Adidas Cuts Forecast Again As It Contemplates Future For Yeezy Brand

The German sportswear company slashed its yearly forecast after dropping the popular Yeezy line over hate speech by its creator, Kanye West.

Adidas, just weeks after severing its very profitable relationship with the rapper and designer Kanye West, said on Wednesday that it would need to cut revenue and earnings forecasts for a fourth time this year.

The German company, the world’s second-largest sportswear brand, said the lowering of its guidance for the year was linked to the termination of its partnership with Mr. West, who now goes by Ye, along with costs linked to its exit from Russia after the invasion of Ukraine and continuing difficulties in Chinese markets.

In its third-quarter earnings report, Adidas projected revenue growth for 2022 in the low-single-digits percentage range, and said its operating profit margin would be around 2.5 percent. Those forecasts have deteriorated consistently from quarter to quarter. At the beginning the year, the company forecast revenue growth of as much as 13 percent, and an operating margin of up to 11 percent.

The Yeezy line of shoes and clothing developed with Ye has been hugely popular and accounted for about half of Adidas’s total profits, according to analysts. On Oct. 25 the company cut its ties to with Ye after he made a series of antisemitic remarks and embraced a slogan associated with white supremacists, a move the company said would cost it 250 million euros ($246 million) this year.

On Wednesday, Adidas stressed that it retained the intellectual property and design rights to Yeezy products that had been developed but not yet hit the market. It said “interesting plans” were being developed for the goods.

“It’s our product,” Harm Ohlmeyer, the chief financial officer, told reporters on Wednesday. “We intend to make use of these rights as early as in 2023.”

Mr. Ohlmeyer refused to give any details about the process behind Adidas’s decision to sever ties with Ye, a move critics said was overdue. Companies including Gap and the French designer Balenciaga, whose fashion show Ye opened in Paris in October, had moved weeks earlier to distance themselves from the rapper.

On Tuesday, the company said it had appointed Bjorn Gulden, until recently the head of Adidas’s rival Puma, as its new chief executive. He will succeed Kasper Rorsted, who had previously announced that he would leave Adidas.

Mr. Rorsted’s final day is Friday. Mr. Ohlmeyer will serve as interim chief executive until Mr. Gulden takes office on Jan. 1.

Mr. Gulden helped turn around the fortunes of Puma, which he had led since 2013. Investors welcomed the news of his move; Adidas’s stock has climbed more than 27 percent after his departure from Puma was announced on Friday.

The partnership between Adidas and Ye, which began in 2013 after the rapper had a fallout with Nike, helped catapult Adidas into the lucrative sneakerhead market, giving the brand increased relevance in the United States and other markets.

As part of the fallout over the dropped Yeezy line, Okabashi, a producer of footwear based in Georgia, said that it was forced to lay off 142 employees who had been manufacturing shoes for the popular line.
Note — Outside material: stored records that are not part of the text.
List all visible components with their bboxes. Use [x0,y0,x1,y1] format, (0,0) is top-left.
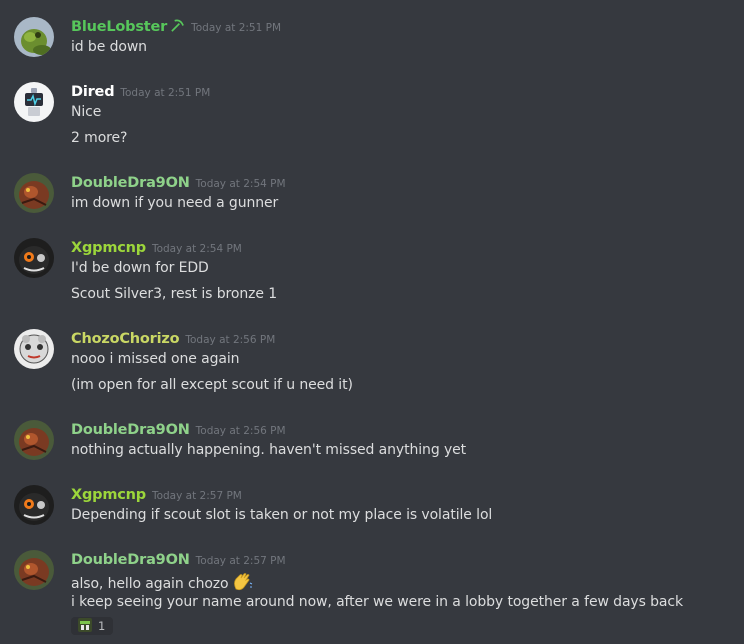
timestamp: Today at 2:57 PM [151,490,242,502]
message-text: 2 more? [71,130,128,146]
message-text-span: also, hello again chozo [71,576,229,592]
author-name[interactable]: Xgpmcnp [71,240,146,256]
message-text: Scout Silver3, rest is bronze 1 [71,286,278,302]
reaction-button[interactable]: 1 [71,617,113,635]
avatar[interactable] [14,238,54,278]
message-text: (im open for all except scout if u need … [71,377,353,393]
timestamp: Today at 2:54 PM [195,178,286,190]
message-text: nothing actually happening. haven't miss… [71,442,467,458]
author-name[interactable]: DoubleDra9ON [71,552,190,568]
timestamp: Today at 2:57 PM [195,555,286,567]
message-text: also, hello again chozo [71,572,253,596]
timestamp: Today at 2:51 PM [120,87,211,99]
author-name[interactable]: ChozoChorizo [71,331,180,347]
chat-message-list: BlueLobster Today at 2:51 PM id be down D… [0,0,744,644]
avatar[interactable] [14,485,54,525]
message-text: Nice [71,104,102,120]
waving-hand-emoji-icon [231,572,253,596]
avatar[interactable] [14,173,54,213]
author-name[interactable]: Dired [71,84,115,100]
custom-emoji-icon [78,617,92,636]
author-name[interactable]: BlueLobster [71,19,167,35]
message-text: im down if you need a gunner [71,195,279,211]
message-text: I'd be down for EDD [71,260,209,276]
author-name[interactable]: DoubleDra9ON [71,175,190,191]
avatar[interactable] [14,17,54,57]
timestamp: Today at 2:56 PM [185,334,276,346]
timestamp: Today at 2:54 PM [151,243,242,255]
avatar[interactable] [14,550,54,590]
avatar[interactable] [14,82,54,122]
message-text: i keep seeing your name around now, afte… [71,594,684,610]
avatar[interactable] [14,329,54,369]
reaction-count: 1 [98,619,106,633]
author-name[interactable]: DoubleDra9ON [71,422,190,438]
author-name[interactable]: Xgpmcnp [71,487,146,503]
pickaxe-icon [170,18,185,37]
timestamp: Today at 2:56 PM [195,425,286,437]
timestamp: Today at 2:51 PM [191,22,282,34]
message-text: id be down [71,39,147,55]
avatar[interactable] [14,420,54,460]
message-text: Depending if scout slot is taken or not … [71,507,493,523]
message-text: nooo i missed one again [71,351,240,367]
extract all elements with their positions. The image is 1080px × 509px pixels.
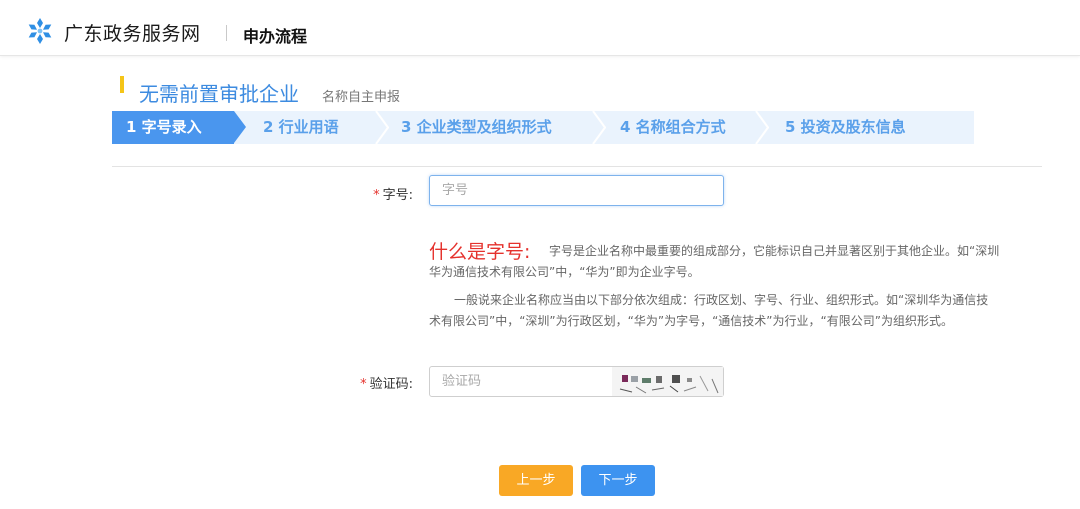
help-para1-line1: 字号是企业名称中最重要的组成部分，它能标识自己并显著区别于其他企业。如“深圳 [549, 244, 1000, 258]
help-para2-line1: 一般说来企业名称应当由以下部分依次组成：行政区划、字号、行业、组织形式。如“深圳… [454, 293, 989, 307]
site-header: 广东政务服务网 申办流程 [0, 0, 1080, 56]
help-title: 什么是字号: [429, 241, 531, 263]
name-label-text: 字号: [382, 188, 413, 203]
header-divider [226, 25, 227, 41]
required-asterisk: * [360, 377, 367, 392]
captcha-image[interactable] [612, 367, 723, 396]
help-para2-line2: 术有限公司”中，“深圳”为行政区划，“华为”为字号，“通信技术”为行业，“有限公… [429, 314, 953, 328]
step-5-investor-info: 5 投资及股东信息 [785, 118, 906, 136]
title-marker [120, 76, 124, 93]
page-subtitle: 名称自主申报 [322, 90, 401, 105]
page-title: 无需前置审批企业 [139, 82, 299, 106]
step-2-industry-term: 2 行业用语 [263, 118, 339, 136]
step-separator [592, 111, 606, 144]
step-4-name-combination: 4 名称组合方式 [620, 118, 726, 136]
next-step-button[interactable]: 下一步 [581, 465, 655, 496]
name-input[interactable] [429, 175, 724, 206]
prev-step-button[interactable]: 上一步 [499, 465, 573, 496]
site-name[interactable]: 广东政务服务网 [64, 19, 201, 46]
captcha-label-text: 验证码: [369, 377, 413, 392]
captcha-field-label: * 验证码: [330, 373, 413, 392]
header-subtitle: 申办流程 [243, 27, 308, 46]
required-asterisk: * [373, 188, 380, 203]
section-divider [112, 166, 1042, 167]
step-separator [755, 111, 769, 144]
step-separator [375, 111, 389, 144]
name-field-label: * 字号: [330, 184, 413, 203]
step-3-enterprise-type: 3 企业类型及组织形式 [401, 118, 552, 136]
snowflake-logo-icon [26, 17, 54, 45]
step-progress-bar: 1 字号录入 2 行业用语 3 企业类型及组织形式 4 名称组合方式 5 投资及… [112, 111, 974, 144]
step-1-name-entry: 1 字号录入 [126, 118, 202, 136]
active-step-arrow [234, 111, 246, 143]
help-para1-line2: 华为通信技术有限公司”中，“华为”即为企业字号。 [429, 265, 700, 279]
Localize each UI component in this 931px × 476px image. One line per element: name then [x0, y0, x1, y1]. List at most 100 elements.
The company had been working with Adidas since April 2020, it said in a statement.

It declined to give any indication of what would happen to Yeezy shoes that had already been produced, saying only that it was “coordinating with Adidas on a rage of matters related to the closing of the Yeezy product line.”

Yeezy goods are not the only products swelling Adidas’s inventory, Mr. Ohlmeyer said. A significant amount of Adidas stock is also in China, where stores have been forced to close because of Covid lockdowns, and sales had already been sluggish because of a boycott of Western brands earlier this year.

Adidas and Puma are based in the southern German town of Herzogenaurach, where the companies were each founded by one of the Dassler brothers, Adolf and Rudolf, who split ways after World War II. Puma named its chief commercial officer, Arne Freundt, to replace Mr. Gulden as chief executive.